Now, we can calculate \(K_c\) for drug B using the equilibrium concentrations: \[K_c^{B} = \frac{[B-Protein]}{[Drug\: B][Protein]} = \frac{1.40 \times 10^{-6}\:(\:M\:)}{(0.60 \times 10^{-6}\:(\:M\:))(0.10 \times 10^{-6}\:(\:M\:))} = 23.33\]

Determine the more effective drug

The larger the \(K_c\) value, the stronger the drug binds to the protein. Therefore, drug B, with a larger \(K_c\) value of 23.33, is a better choice for further research due to its stronger binding efficiency.

Key concepts

Protein Binding

Protein binding is a crucial process in biological systems and plays an integral role in regulating various bodily functions. In the context of pharmaceuticals, it is the interaction between a drug and a protein, forming a drug-protein complex. This complex formation can influence the drug's effectiveness. The stronger the binding, the more likely the drug will perform its intended task.

• **Equilibrium Constant:** This is a measure of the affinity of the drug for the protein. A higher value indicates a stronger affinity, meaning the drug binds more effectively to the protein.


• **1:1 Ratio:** In our exercise, the binding is in a 1:1 mole ratio, indicating that one molecule of drug binds to one molecule of protein.


• **Calculating Bound Concentrations:** To find out how many drug molecules have formed a complex with proteins, we subtract the equilibrium concentration of the complex from the initial concentrations of the drug and protein.

Understanding these principles is key in evaluating a drug's potential effectiveness in treatment scenarios.

Pharmaceutical Chemistry

Pharmaceutical chemistry is the discipline concerned with the design, development, and synthesis of pharmaceuticals. It focuses on optimizing compounds for desirable pharmacological effects, ensuring effectiveness and safety. In the exercise, we assess drug candidates that might become treatments for cancer by examining their protein binding capacities.

• **Drug Design:** Initially involves the creation of molecules that can interact strongly with their target proteins.


• **Equilibrium Studies:** Such studies entail evaluating how well a drug molecule binds to a protein, often with a focus on achieving the required balance between binding strength and therapeutic safety.


• **Evaluation of Kinetic Parameters:** This involves understanding how fast reactions occur and how drugs interact within a biological environment.

By meticulously studying these parameters, chemists can predict which drugs will have the most potent therapeutic effects with minimal side effects.

Reaction Kinetics

Reaction kinetics delves into the rates at which chemical reactions occur. In the realm of pharmaceuticals, understanding how fast a drug binds to a target protein and forms a complex is essential. This knowledge helps in evaluating the drug's efficacy and duration of action.

• **Rate of Reaction:** This refers to the speed at which the reactants form the products. Faster reactions can imply a quicker onset of the drug's effects.


• **Equilibrium State:** Eventually, the system reaches a state where the formation of the drug-protein complex and its dissociation occur at the same rate.

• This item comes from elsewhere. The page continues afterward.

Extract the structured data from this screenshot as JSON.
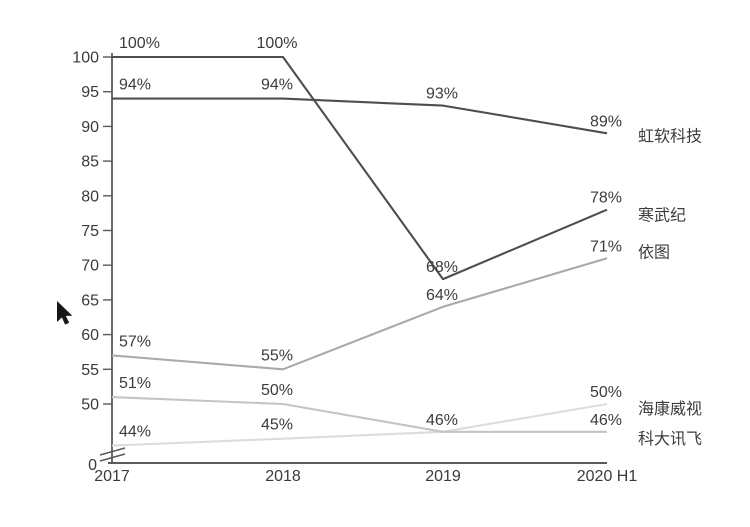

It is in this state that the equilibrium constant is derived.


• **Impact on Drug Efficiency:** A drug that quickly reaches and maintains equilibrium can be more reliable in therapeutic settings.

Understanding reaction kinetics provides valuable insights into not just efficacy, but also the optimal dosage and frequency of drug administration.